June 24, 2022 | Matti Friedman
About the author: Matti Friedman is the author of a memoir about the Israeli war in Lebanon, Pumpkinflowers: A Soldier’s Story of a Forgotten War (2016). His latest book is Spies of No Country: Secret Lives at the Birth of Israel (2019).

At Jerusalem’s Israel Museum, it is now possible to experience a virtual-reality tour of various historic synagogues. Matti Friedman describes his “visit” to the Great Synagogue of Aleppo, which was destroyed during the brutal assault on the city by Bashar al-Assad’s forces in 2016:

Prayers began at the site, scholars believe, around the 5th century CE, maybe earlier, and continued until the 1990s, when the last Jews left the city. There were breaks only for events like the Mongol invasion that leveled much of Aleppo in the 13th century, for the occasional devastating earthquake, and for the Arab riots and arson that accompanied the United Nations vote on Israel’s creation in 1947. No other synagogue on earth embodied fifteen continuous centuries of Jewish life and memory.
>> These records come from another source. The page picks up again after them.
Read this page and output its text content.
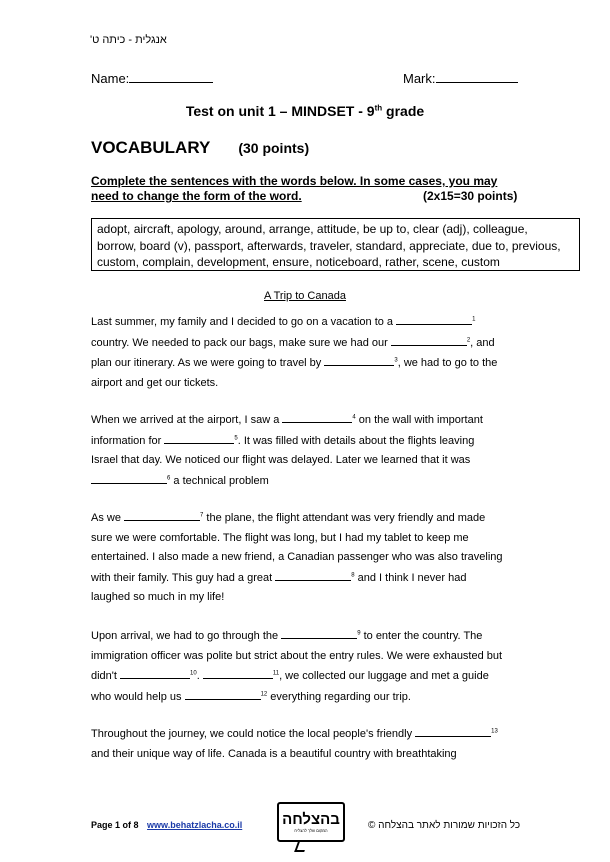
אנגלית - כיתה ט'
Name:	Mark:
Test on unit 1 – MINDSET - 9th grade
VOCABULARY (30 points)
Complete the sentences with the words below. In some cases, you may
need to change the form of the word.	(2x15=30 points)
adopt, aircraft, apology, around, arrange, attitude, be up to, clear (adj), colleague,
borrow, board (v), passport, afterwards, traveler, standard, appreciate, due to, previous,
custom, complain, development, ensure, noticeboard, rather, scene, custom
A Trip to Canada
Last summer, my family and I decided to go on a vacation to a	$^1$
country. We needed to pack our bags, make sure we had our	$^2$, and
plan our itinerary. As we were going to travel by	$^3$, we had to go to the
airport and get our tickets.
When we arrived at the airport, I saw a	$^4$ on the wall with important
information for	$^5$. It was filled with details about the flights leaving
Israel that day. We noticed our flight was delayed. Later we learned that it was
$^6$ a technical problem
As we	$^7$ the plane, the flight attendant was very friendly and made
sure we were comfortable. The flight was long, but I had my tablet to keep me
entertained. I also made a new friend, a Canadian passenger who was also traveling
with their family. This guy had a great	$^8$ and I think I never had
laughed so much in my life!
Upon arrival, we had to go through the	$^9$ to enter the country. The
immigration officer was polite but strict about the entry rules. We were exhausted but
didn't	$^{10}$.	$^{11}$, we collected our luggage and met a guide
who would help us	$^{12}$ everything regarding our trip.
Throughout the journey, we could notice the local people's friendly	$^{13}$
and their unique way of life. Canada is a beautiful country with breathtaking
Page 1 of 8 www.behatzlacha.co.il	בהצלחה
המקום שלך להצליח	כל הזכויות שמורות לאתר בהצלחה ©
Since the community’s final departure, the building had been empty but intact, guarded by the regime, upkeep covered discreetly by members of the Aleppo Jewish diaspora. But photos after the 2016 fighting showed pulverized stonework, a courtyard full of rubble, twisted iron railings, and Hebrew engravings blasted off the walls. The Great Synagogue was gone.

The virtual exhibit was made possible by a Syrian Jewish woman from Aleppo named Sarah Shammah, at whose behest an Armenian photographer took 51 pictures of the building:

One day . . . in 1947, just weeks before the outbreak of Israel’s War of Independence, Shammah had the ancient building recorded in its entirety by the photographer, whose name has been lost. She seems to have had a premonition. Only days later, on November 29, the United Nations voted to partition the British Mandate territory of Palestine into Arab and Jewish states, upon which a mob in Aleppo rioted and torched Jewish homes, shops, and synagogues, including much of the Great Synagogue. . . . After the 1947 riot, Shammah made it to Jerusalem via Beirut with the negatives. The borders were cut a few months later, and she never saw her city again.